Walter White'ın Breaking Bad'deki 7 kritik hatası

Hayır, tek derdi Skyler değildi

Breaking Bad, 16 Emmy kazanmıştı (AMC)
Breaking Bad, 16 Emmy kazanmıştı (AMC)
TT

Walter White'ın Breaking Bad'deki 7 kritik hatası

Breaking Bad, 16 Emmy kazanmıştı (AMC)
Breaking Bad, 16 Emmy kazanmıştı (AMC)

Lisede kimya öğretmenliği yaparken kanser teşhisiyle birlikte yeraltı dünyasında hızlı bir şekilde ilerleyen Walter White, bunu zekasına ve azmine borçlu olsa da 2008-2013 döneminde yayımlanan Breaking Bad'de pek çok hata da yaptı. 

Bryan Cranston'ın canlandırdığı, Heisenberg mahlasıyla da bilinen anti kahraman, karşılaştığı sorunları çözmek isterken içinden çıkamayacağı problemlerle karşı karşıya geldi. 

Screen Rant editörü Ben Gibbons, bu hatalardan 7'sini sıraladı. 

7 - Walt ve Jesse'nin ilişkisi 

Aaron Paul'un hayat verdiği Jesse, Walt'un lisedeki öğrencilerinden biriydi. İki yıl ömrü kaldığını öğrenen Walt'un hızlı para kazanmak amacıyla suç dünyasına girerken onun yardımını istemesi anlaşılabilir. 

Ancak liseden terk bir uyuşturucu bağımlısına güvenmek için çok da fazla nedeni yoktu. Zira bu seçim ona yeraltını kapılarını açarken pek çok sorun da yarattı. 

6 - İkinci telefonu Skyler'a itiraf etmek 

Walt özel hayatıyla çete liderliği arasında kalmışken telefon sayısını ikiye çıkardı. Jesse ve Saul gibi eşinden gizlemeye çalıştığı kişilerle ilişkisini yürüttüğü cep telefonunun varlığını başta inkar etti. 

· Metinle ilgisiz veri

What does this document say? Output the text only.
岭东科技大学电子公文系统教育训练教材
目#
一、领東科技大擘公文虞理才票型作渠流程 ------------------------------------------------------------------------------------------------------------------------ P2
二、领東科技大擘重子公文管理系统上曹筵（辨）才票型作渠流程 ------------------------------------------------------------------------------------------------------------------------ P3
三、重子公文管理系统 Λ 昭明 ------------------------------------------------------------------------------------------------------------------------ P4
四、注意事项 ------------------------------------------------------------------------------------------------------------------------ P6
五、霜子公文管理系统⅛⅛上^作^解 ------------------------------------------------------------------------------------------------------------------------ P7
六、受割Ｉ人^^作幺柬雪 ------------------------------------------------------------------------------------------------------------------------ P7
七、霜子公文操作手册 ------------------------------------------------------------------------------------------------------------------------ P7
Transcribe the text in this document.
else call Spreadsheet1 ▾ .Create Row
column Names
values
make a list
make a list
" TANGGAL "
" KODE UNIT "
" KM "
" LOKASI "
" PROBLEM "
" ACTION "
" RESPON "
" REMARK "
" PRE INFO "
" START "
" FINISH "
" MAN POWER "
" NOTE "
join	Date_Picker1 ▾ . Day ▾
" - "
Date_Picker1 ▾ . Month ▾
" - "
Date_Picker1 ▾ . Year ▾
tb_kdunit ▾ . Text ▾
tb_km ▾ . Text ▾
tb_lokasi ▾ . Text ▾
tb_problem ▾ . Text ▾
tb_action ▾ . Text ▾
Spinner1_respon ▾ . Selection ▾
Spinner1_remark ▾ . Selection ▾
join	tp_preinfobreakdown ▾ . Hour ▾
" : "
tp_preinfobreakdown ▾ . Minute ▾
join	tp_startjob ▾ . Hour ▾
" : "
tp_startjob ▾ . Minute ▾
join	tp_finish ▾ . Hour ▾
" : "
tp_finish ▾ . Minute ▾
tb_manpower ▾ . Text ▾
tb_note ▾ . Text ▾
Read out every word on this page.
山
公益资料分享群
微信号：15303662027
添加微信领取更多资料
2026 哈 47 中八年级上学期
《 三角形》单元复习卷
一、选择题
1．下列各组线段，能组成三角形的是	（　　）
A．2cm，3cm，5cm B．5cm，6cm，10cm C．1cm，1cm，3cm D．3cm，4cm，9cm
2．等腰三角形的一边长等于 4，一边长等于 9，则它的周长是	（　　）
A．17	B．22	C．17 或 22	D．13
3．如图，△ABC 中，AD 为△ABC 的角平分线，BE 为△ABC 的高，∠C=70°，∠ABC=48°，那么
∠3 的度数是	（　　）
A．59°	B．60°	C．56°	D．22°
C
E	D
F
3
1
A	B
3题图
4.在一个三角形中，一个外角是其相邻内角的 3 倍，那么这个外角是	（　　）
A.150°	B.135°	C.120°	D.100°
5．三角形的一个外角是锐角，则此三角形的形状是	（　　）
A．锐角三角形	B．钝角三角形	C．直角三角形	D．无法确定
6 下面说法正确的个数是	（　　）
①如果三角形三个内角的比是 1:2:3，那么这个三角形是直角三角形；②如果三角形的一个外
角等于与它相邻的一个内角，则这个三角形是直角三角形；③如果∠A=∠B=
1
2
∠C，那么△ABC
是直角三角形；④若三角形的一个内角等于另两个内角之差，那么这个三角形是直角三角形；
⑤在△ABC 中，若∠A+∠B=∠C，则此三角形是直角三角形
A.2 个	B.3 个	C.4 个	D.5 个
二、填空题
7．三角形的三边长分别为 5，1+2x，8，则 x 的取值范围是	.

Ancak Walt sonrasında hastanede ağrı kesici alırken, Skyler ona telefonunu getirip getirmediğini sorunca "Hangisi?" diyerek kendisini ele verdi. Bu yanıt, ikilinin ilişkisini onarılamayacak şekilde bozan etkenlerden biri oldu.

5 - Heisenberg'ün kaçak hayatını sürdürdüğünü düşündürmek

Kibir ve onur kavramlarının birbiriyle nasıl iç içe geçebildiğini Walt bize defalarca gösterdi. Polis bacanağı Hank'le ilişkisinde de bu dinamik önemli rol oynadı.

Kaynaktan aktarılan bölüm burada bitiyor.